Catching bass in practice often does not translate to a good performance during bass tournaments.
(Democrat-Gazette file photo)
Catching bass in practice often does not translate to a good performance during bass tournaments. (Democrat-Gazette file photo)

After some 30 years of covering bass tournaments, I have grown accustomed to a familiar refrain that goes something like this.

An angler starts a tournament hot and then steadily fades out of contention and sometimes even out of the money. He found a hot pattern in practice, but it was ebbing when the tournament started. He was in contention, maybe even in the top five, at the end of the first day. On the second day, he slipped, and by the third day he dropped out of sight while somebody else shot high with an ascendant pattern.

It happens often enough that one could make a solid case that practicing before a tournament is counterproductive. I've seen enough examples from Costa Series, Toyota Series, All-Americans, Forrest Wood Cups and Bassmaster Classics to write a book.

Marty Scudder of Rison, a successful angler on the Major League Fishing BFL Series and Toyota Series, agrees.

"A lot of times it's too easy to hold onto something that worked in practice that clearly doesn't work when the tournament starts," Scudder said. "You can be stubborn and ride it to the bitter end, or you can adjust to what the actual conditions are at that moment."

For example, Scudder referred to a BFL tournament on Lake Dardanelle in May. His productive practice pattern didn't work during the tournament, and by midday, Scudder was looking at a crash-and-burn.

"My co-angler caught a sunfish," Scudder said. "That's when I realized that bream were up on the bank spawning."

Scudder tied on a red SPRO Rock Crawler crankbait and caught a good bass. He caught a 2.5-pounder about 50 yards later, followed by a 3-pounder. He caught five bass weighing 14 pounds, 4 ounces to tie for third place.

At the FLW Costa Central Region tournament at Lake Dardanelle in 2016, a pair of anglers struck gold fishing inundated grassbeds on the first day. By the third day, the water level fell and pulled the fish out of the grass in their area. They failed to adjust and plummeted in the standings.

At the FLW Costa regional championship at Lake Dardanelle in 2017, every pattern faded during the tournament, and every angler faced diminishing returns in a tournament of attrition. Quincy Houchin's pattern faded the least, mostly because he had an area to himself.

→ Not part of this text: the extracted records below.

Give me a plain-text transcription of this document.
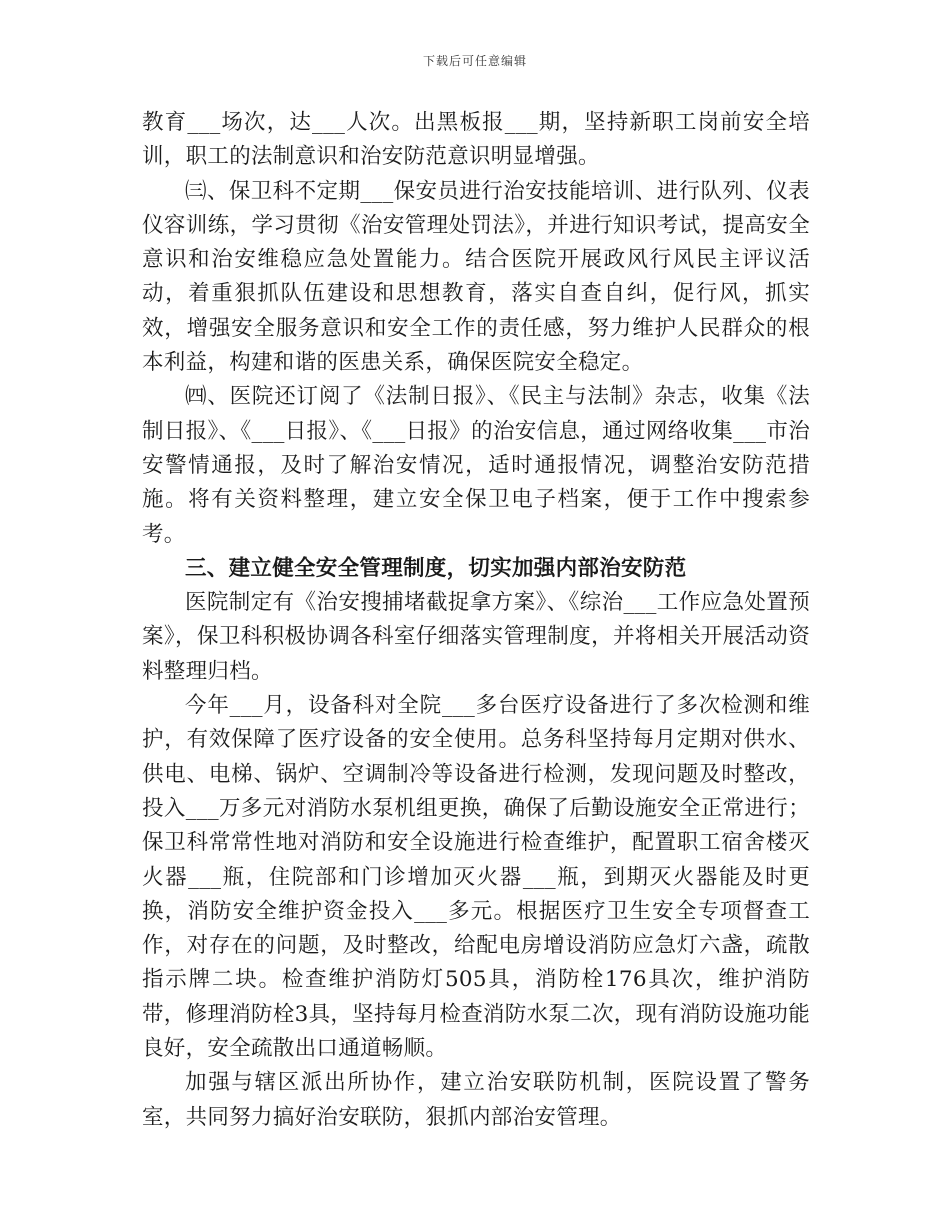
下载后可任意编辑

教育___场次，达___人次。出黑板报___期，坚持新职工岗前安全培训，职工的法制意识和治安防范意识明显增强。

㈢、保卫科不定期___保安员进行治安技能培训、进行队列、仪表仪容训练，学习贯彻《治安管理处罚法》，并进行知识考试，提高安全意识和治安维稳应急处置能力。结合医院开展政风行风民主评议活动，着重狠抓队伍建设和思想教育，落实自查自纠，促行风，抓实效，增强安全服务意识和安全工作的责任感，努力维护人民群众的根本利益，构建和谐的医患关系，确保医院安全稳定。

㈣、医院还订阅了《法制日报》、《民主与法制》杂志，收集《法制日报》、《___日报》、《___日报》的治安信息，通过网络收集___市治安警情通报，及时了解治安情况，适时通报情况，调整治安防范措施。将有关资料整理，建立安全保卫电子档案，便于工作中搜索参考。

三、建立健全安全管理制度，切实加强内部治安防范

医院制定有《治安搜捕堵截捉拿方案》、《综治___工作应急处置预案》，保卫科积极协调各科室仔细落实管理制度，并将相关开展活动资料整理归档。

今年___月，设备科对全院___多台医疗设备进行了多次检测和维护，有效保障了医疗设备的安全使用。总务科坚持每月定期对供水、供电、电梯、锅炉、空调制冷等设备进行检测，发现问题及时整改，投入___万多元对消防水泵机组更换，确保了后勤设施安全正常进行；保卫科常常性地对消防和安全设施进行检查维护，配置职工宿舍楼灭火器___瓶，住院部和门诊增加灭火器___瓶，到期灭火器能及时更换，消防安全维护资金投入___多元。根据医疗卫生安全专项督查工作，对存在的问题，及时整改，给配电房增设消防应急灯六盏，疏散指示牌二块。检查维护消防灯505具，消防栓176具次，维护消防带，修理消防栓3具，坚持每月检查消防水泵二次，现有消防设施功能良好，安全疏散出口通道畅顺。

加强与辖区派出所协作，建立治安联防机制，医院设置了警务室，共同努力搞好治安联防，狠抓内部治安管理。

It happened again at the FLW Toyota Series tournament in September 2020, when Joe Bennett appeared to be riding an ascendant pattern that vanished on the last day.

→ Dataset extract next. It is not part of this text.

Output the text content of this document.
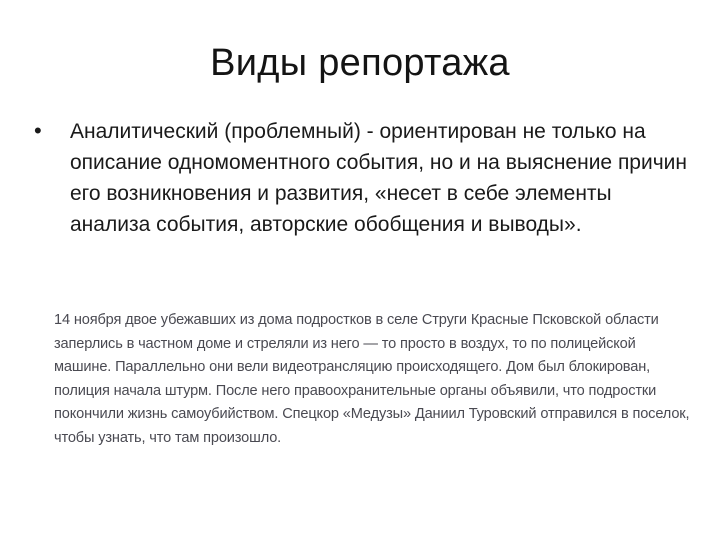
Виды репортажа
• Аналитический (проблемный) - ориентирован не только на описание одномоментного события, но и на выяснение причин его возникновения и развития, «несет в себе элементы анализа события, авторские обобщения и выводы».
14 ноября двое убежавших из дома подростков в селе Струги Красные Псковской области заперлись в частном доме и стреляли из него — то просто в воздух, то по полицейской машине. Параллельно они вели видеотрансляцию происходящего. Дом был блокирован, полиция начала штурм. После него правоохранительные органы объявили, что подростки покончили жизнь самоубийством. Спецкор «Медузы» Даниил Туровский отправился в поселок, чтобы узнать, что там произошло.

In the last Forrest Wood Cup on Lake Hamilton in 2019, a few anglers banked on a pattern that depended on current from hydropower releases at Blakely Dam. It was a red-hot but sporadic pattern until the day there was no hydropower generation.

Probably the biggest mistake bass tournament anglers make is regarding practice as part of the tournament instead of a data-gathering exercise. For starters, the first day of practice is merely a baseline marker. If you catch 15 pounds on the first day of practice, that's merely one datum that doesn't mean a thing by itself. What happens on the next day of practice? Does your weight increase or decrease, and by how much? Does your catch rate go up or down? Does your catch total increase or decrease? What time does the highest concentration of bites occur, and how does that relate to the weather, water level, current and even moon phase? All of those variables illustrate whether a pattern is coming or going.

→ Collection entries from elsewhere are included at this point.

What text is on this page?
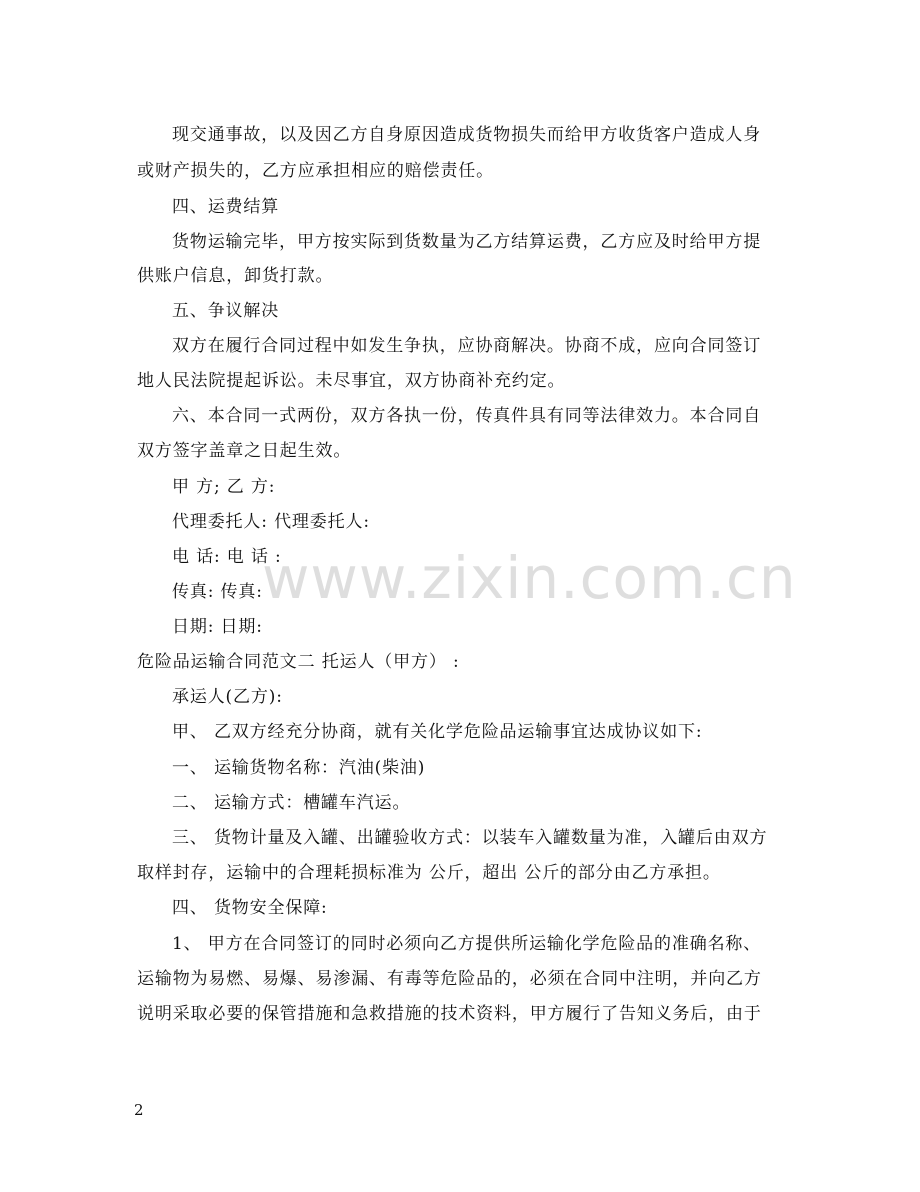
www.zixin.com.cn
现交通事故，以及因乙方自身原因造成货物损失而给甲方收货客户造成人身
或财产损失的，乙方应承担相应的赔偿责任。
四、运费结算
货物运输完毕，甲方按实际到货数量为乙方结算运费，乙方应及时给甲方提
供账户信息，卸货打款。
五、争议解决
双方在履行合同过程中如发生争执，应协商解决。协商不成，应向合同签订
地人民法院提起诉讼。未尽事宜，双方协商补充约定。
六、本合同一式两份，双方各执一份，传真件具有同等法律效力。本合同自
双方签字盖章之日起生效。
甲 方; 乙 方:
代理委托人: 代理委托人:
电 话: 电 话 :
传真: 传真:
日期: 日期:
危险品运输合同范文二 托运人（甲方） :
承运人(乙方):
甲、 乙双方经充分协商，就有关化学危险品运输事宜达成协议如下:
一、 运输货物名称：汽油(柴油)
二、 运输方式：槽罐车汽运。
三、 货物计量及入罐、出罐验收方式：以装车入罐数量为准，入罐后由双方
取样封存，运输中的合理耗损标准为 公斤，超出 公斤的部分由乙方承担。
四、 货物安全保障:
1、 甲方在合同签订的同时必须向乙方提供所运输化学危险品的准确名称、
运输物为易燃、易爆、易渗漏、有毒等危险品的，必须在合同中注明，并向乙方
说明采取必要的保管措施和急救措施的技术资料，甲方履行了告知义务后，由于
2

Sometimes, conventional patterns are reliable. In hot summer weather, for example, you can count on bass concentrating in and around deep brushpiles on deep reservoirs. Modern electronics have eliminated the trial-and-error process of finding the brushpiles that hold fish.

On the other hand, the brushpile pattern on Lake Ouachita failed spectacularly during an FLW Tour event in 2010. A handful of California anglers discovered that schools of big bass were feeding in shallow water almost all day in the heat and bright sunshine. That pattern held for the duration of the tournament, but I have not heard of it happening since.

Patterns should be consistent during the spawn, but there are multiple phases to the spawn. Are big female bass already on beds or have they already left? Are they spawning in stages, with a new cast of females moving shallow almost daily as they did in 2010 when Brandon Palaniuk won the Bassmaster Elite Series tournament on Bull Shoals Lake?

That pattern was not a factor when the Elites returned to Bull Shoals the following year.

After a Bassmaster Classic at Lake Guntersville, several top-10 finishers bemoaned patterns that died during the tournament. I asked all 10 if practicing is actually detrimental to tournament performance.

Jason Christie shrugged and said, "Maybe it does. I don't know. But we're fishermen. That's what we do. We fish."

Practice itself doesn't hurt or help. What matters is what an angler does with the information he gathers during practice. If you don't process that information accurately, you're better off entering a tournament cold.